Il nous attrique quatre chambres qui font songer à ces maisons de poupée vues en perspective plongeante. Elles sont formellement identiques. Leur ameublement se compose d’un lit d’hôpital (acheté d’occase par le maître des lieux), d’une armoire métallique comme on en trouve dans les vestiaires d’usine, d’une table en bois blanc flanquée d’un tabouret de paille.
Mister Chian-Li, l’aubergiste, nous mijote bientôt un riz complet cuit dans des feuilles de lotus avec de l’animal mort que je suppose appartenir à l’ordre des vertébrés à sang chaud et à température constante, ainsi que des mangoustes caramélisées, le tout arrosé d’un vin du pays qui ne te ferait pas oublier un château-l’angélus mais que tu préférerais à des boissons gazéifiées et saccharinées.
Ce festin perpétré, une sieste est décidée. Elle est incontournable dans ce pays. Mes compagnons montent pour le sacro-saint repos du guerrier, cependant que je demande audience à notre hôte.
Contrairement à la plupart des gens sottement racistes, j’aime beaucoup les Jaunes. Ils possèdent le mystère des êtres dont on n’aperçoit pas les yeux, aucun regard ne rend compte de votre sottise ni de votre suffisance (voire de votre insuffisance). Comme en général ils arborent un sourire de grande affabilité, vous finissez par baigner dans une courtoisie rassurante.
Mister Chian-Li consent à s’asseoir en face de moi après que je l’en ai prié à coups redoublés.
Il faut être chinois pour tenir un hôtel dans un tel bled. À voir certains commerces asiates, on se demande s’ils sont ouverts pour faire pénitence ou pour préparer au néant. Je sais des restaurants aux enseignes du Dragon Moncul de La Bistougnette de Jade où nul client ne s’est jamais fourvoyé.
— Monsieur Chian-Li, commencé-je, sans ambages ni emphase, mes compagnons et moi-même sommes attachés à une organisation chargée de retrouver des gens dont la disparition génère quelques troubles graves dans certains compartiments de la société.

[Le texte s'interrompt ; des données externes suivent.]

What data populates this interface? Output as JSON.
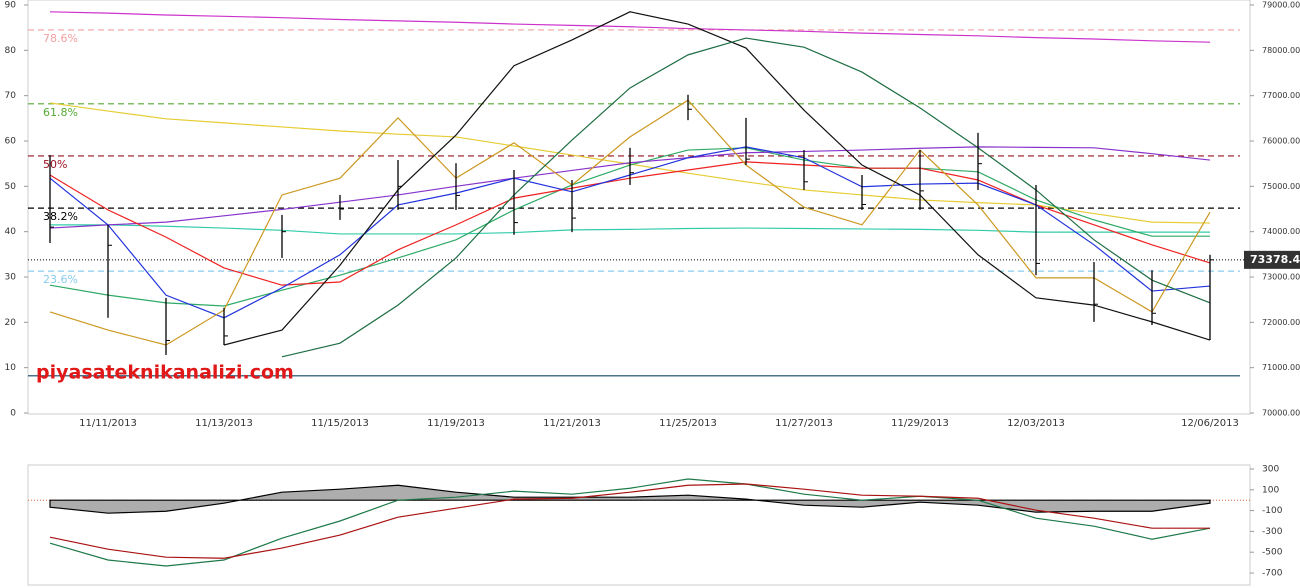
{
  "chart_data": [
    {
      "type": "stock",
      "watermark": "piyasateknikanalizi.com",
      "categories": [
        null,
        "11/11/2013",
        null,
        "11/13/2013",
        null,
        "11/15/2013",
        null,
        "11/19/2013",
        null,
        "11/21/2013",
        null,
        "11/25/2013",
        null,
        "11/27/2013",
        null,
        "11/29/2013",
        null,
        "12/03/2013",
        null,
        null,
        "12/06/2013"
      ],
      "ylim": [
        0,
        90
      ],
      "yticks": [
        0,
        10,
        20,
        30,
        40,
        50,
        60,
        70,
        80,
        90
      ],
      "y2lim": [
        70000,
        79000
      ],
      "y2ticks": [
        {
          "value": 70000,
          "label": "70000.00"
        },
        {
          "value": 71000,
          "label": "71000.00"
        },
        {
          "value": 72000,
          "label": "72000.00"
        },
        {
          "value": 73000,
          "label": "73000.00"
        },
        {
          "value": 74000,
          "label": "74000.00"
        },
        {
          "value": 75000,
          "label": "75000.00"
        },
        {
          "value": 76000,
          "label": "76000.00"
        },
        {
          "value": 77000,
          "label": "77000.00"
        },
        {
          "value": 78000,
          "label": "78000.00"
        },
        {
          "value": 79000,
          "label": "79000.00"
        }
      ],
      "series": [
        {
          "color": "#cc33cc",
          "values": [
            88.5,
            88.2,
            87.8,
            87.5,
            87.2,
            86.8,
            86.5,
            86.2,
            85.8,
            85.5,
            85.2,
            84.8,
            84.5,
            84.2,
            83.8,
            83.5,
            83.2,
            82.8,
            82.5,
            82.1,
            81.8
          ]
        },
        {
          "color": "#e6cc33",
          "values": [
            68.4,
            66.6,
            64.9,
            64.0,
            63.1,
            62.2,
            61.5,
            60.9,
            58.9,
            56.9,
            54.9,
            52.9,
            51.0,
            49.2,
            48.1,
            47.0,
            46.4,
            45.9,
            44.0,
            42.1,
            41.9
          ]
        },
        {
          "color": "#33ccaa",
          "values": [
            41.5,
            41.5,
            41.2,
            40.8,
            40.3,
            39.5,
            39.5,
            39.5,
            39.8,
            40.4,
            40.5,
            40.7,
            40.8,
            40.7,
            40.6,
            40.5,
            40.3,
            39.9,
            39.9,
            39.9,
            39.9
          ]
        },
        {
          "color": "#2eaa66",
          "values": [
            28.2,
            26,
            24.3,
            23.6,
            27.1,
            30.4,
            34.2,
            38.2,
            44.8,
            50.3,
            54.7,
            58,
            58.5,
            55.8,
            54,
            54,
            53.2,
            47,
            42.6,
            39,
            39
          ]
        },
        {
          "color": "#8833cc",
          "values": [
            40.8,
            41.5,
            42.1,
            43.5,
            44.9,
            46.5,
            48.1,
            50.0,
            51.8,
            53.5,
            55.2,
            56.3,
            57.4,
            57.7,
            58.0,
            58.4,
            58.7,
            58.6,
            58.5,
            57.2,
            55.8
          ]
        },
        {
          "color": "#ee2222",
          "values": [
            52.5,
            44.8,
            38.8,
            32,
            28.2,
            28.9,
            36,
            41.5,
            47.4,
            49.6,
            51.8,
            53.6,
            55.4,
            54.7,
            54,
            54,
            51.4,
            45.9,
            41.5,
            37.1,
            33.1
          ]
        },
        {
          "color": "#2233dd",
          "values": [
            51.8,
            41.5,
            26,
            21,
            27.6,
            34.9,
            45.9,
            48.5,
            51.8,
            48.8,
            52.5,
            56.3,
            58.7,
            56.3,
            49.9,
            50.5,
            50.7,
            45.9,
            37.1,
            26.9,
            28
          ]
        },
        {
          "color": "#cc9922",
          "values": [
            22.3,
            18.3,
            15,
            22.7,
            48.1,
            51.8,
            65.1,
            51.8,
            59.6,
            50.3,
            60.9,
            69,
            54.7,
            45.4,
            41.5,
            58,
            45.9,
            29.8,
            29.8,
            22.3,
            44.3
          ]
        },
        {
          "color": "#111111",
          "values": [
            null,
            null,
            null,
            15,
            18.3,
            32.6,
            49.2,
            61.3,
            76.6,
            82.3,
            88.5,
            85.8,
            80.5,
            66.8,
            54.7,
            48.1,
            34.9,
            25.4,
            23.8,
            20.1,
            16.1
          ]
        },
        {
          "color": "#1e6e44",
          "values": [
            null,
            null,
            null,
            null,
            12.4,
            15.4,
            23.8,
            34.2,
            48.1,
            60.2,
            71.7,
            79,
            82.7,
            80.7,
            75.2,
            67.3,
            58.5,
            49.2,
            38.2,
            29.3,
            24.3
          ]
        }
      ],
      "ohlc": {
        "color": "#000000",
        "high": [
          75690,
          74150,
          72540,
          72320,
          74370,
          74810,
          75580,
          75510,
          75360,
          75140,
          75850,
          77020,
          76510,
          75800,
          75250,
          75800,
          76180,
          75030,
          73330,
          73150,
          73490
        ],
        "low": [
          73750,
          72100,
          71280,
          71500,
          73420,
          74260,
          74480,
          74480,
          73930,
          73990,
          75030,
          76460,
          75470,
          74920,
          74480,
          74480,
          74920,
          73040,
          72010,
          71940,
          71610
        ],
        "close": [
          74100,
          73700,
          71600,
          71700,
          74000,
          74500,
          75000,
          74800,
          74200,
          74300,
          75300,
          76700,
          75600,
          75100,
          74600,
          74900,
          75500,
          73300,
          72400,
          72200,
          73378.4
        ]
      },
      "levels": [
        {
          "label": "78.6%",
          "value": 78450,
          "color": "#f0a0a0",
          "style": "dashed"
        },
        {
          "label": "61.8%",
          "value": 76820,
          "color": "#55aa33",
          "style": "dashed"
        },
        {
          "label": "50%",
          "value": 75670,
          "color": "#991122",
          "style": "dashed"
        },
        {
          "label": "38.2%",
          "value": 74520,
          "color": "#000000",
          "style": "dashed"
        },
        {
          "label": "23.6%",
          "value": 73130,
          "color": "#88ccee",
          "style": "dashed"
        },
        {
          "value": 70820,
          "color": "#114466",
          "style": "solid"
        }
      ],
      "last_price": 73378.4
    },
    {
      "type": "macd",
      "ylim": [
        -700,
        300
      ],
      "yticks": [
        -700,
        -500,
        -300,
        -100,
        100,
        300
      ],
      "series": [
        {
          "color": "#999999",
          "style": "area",
          "values": [
            -67,
            -125,
            -106,
            -29,
            77,
            106,
            144,
            77,
            29,
            29,
            29,
            48,
            10,
            -48,
            -67,
            -19,
            -48,
            -115,
            -106,
            -106,
            -29
          ]
        },
        {
          "color": "#1e7a4a",
          "style": "line",
          "values": [
            -413,
            -575,
            -633,
            -575,
            -365,
            -200,
            0,
            29,
            87,
            58,
            115,
            204,
            156,
            58,
            0,
            38,
            0,
            -173,
            -250,
            -375,
            -269
          ]
        },
        {
          "color": "#aa1111",
          "style": "line",
          "values": [
            -356,
            -471,
            -548,
            -558,
            -460,
            -335,
            -163,
            -77,
            10,
            19,
            77,
            144,
            156,
            106,
            48,
            38,
            19,
            -96,
            -173,
            -269,
            -269
          ]
        }
      ]
    }
  ]
}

J’extirpe une carte de la S.C.D.E.F.M.O.Z.O.B qui passait par ma poche pectorale en compagnie de pastilles du même nom et la lui présente. Il y porte les deux trous de bite lui tenant lieu de regard et me la rend avec un acquiescement non négligeable.
J’extrais alors de mon autre fouille une liasse de billets verts dont il ne peut ignorer que ce sont des U.S. dollars de cent points et entreprends d’en dégager une dizaine.
Ce prélèvement opéré, je les pousse vers lui.
— Pourquoi ? me demande-t-il dans un anglais qui accentue la brièveté de la question.
— À titre d’acompte, réponds-je flegmatiquement.
— Vous voulez prendre pension chez moi ? En ce cas c’est beaucoup trop.
— J’ai besoin de votre collaboration, misteur Chian-Li. Rassurez-vous, elle restera très passive.
— Mais…
Je lui présente un plat de main vertical, parcouru de lignes chargées de raconter mon fabuleux destin.
— Empochez et écoutez-moi !
Dominé, il pose sa paluchette sur les talbins, kif je le fais sur le pubis d’une femme aimée, et l’y laisse.
Envisageant son geste comme un début d’acceptation, je me lance :
— Vous résidez à Keelmanshop depuis combien de temps, cher ami ?
— Neuf ans.
— Parfait, alors vous avez connu l’homme qui m’intéresse.
— Comment s’appelle-t-il ?
— Toutanski. Il logeait chez la mère Ferguson, à quelques centaines de mètres de là.
Mon guignol chamade quand je le vois spontanément acquiescer.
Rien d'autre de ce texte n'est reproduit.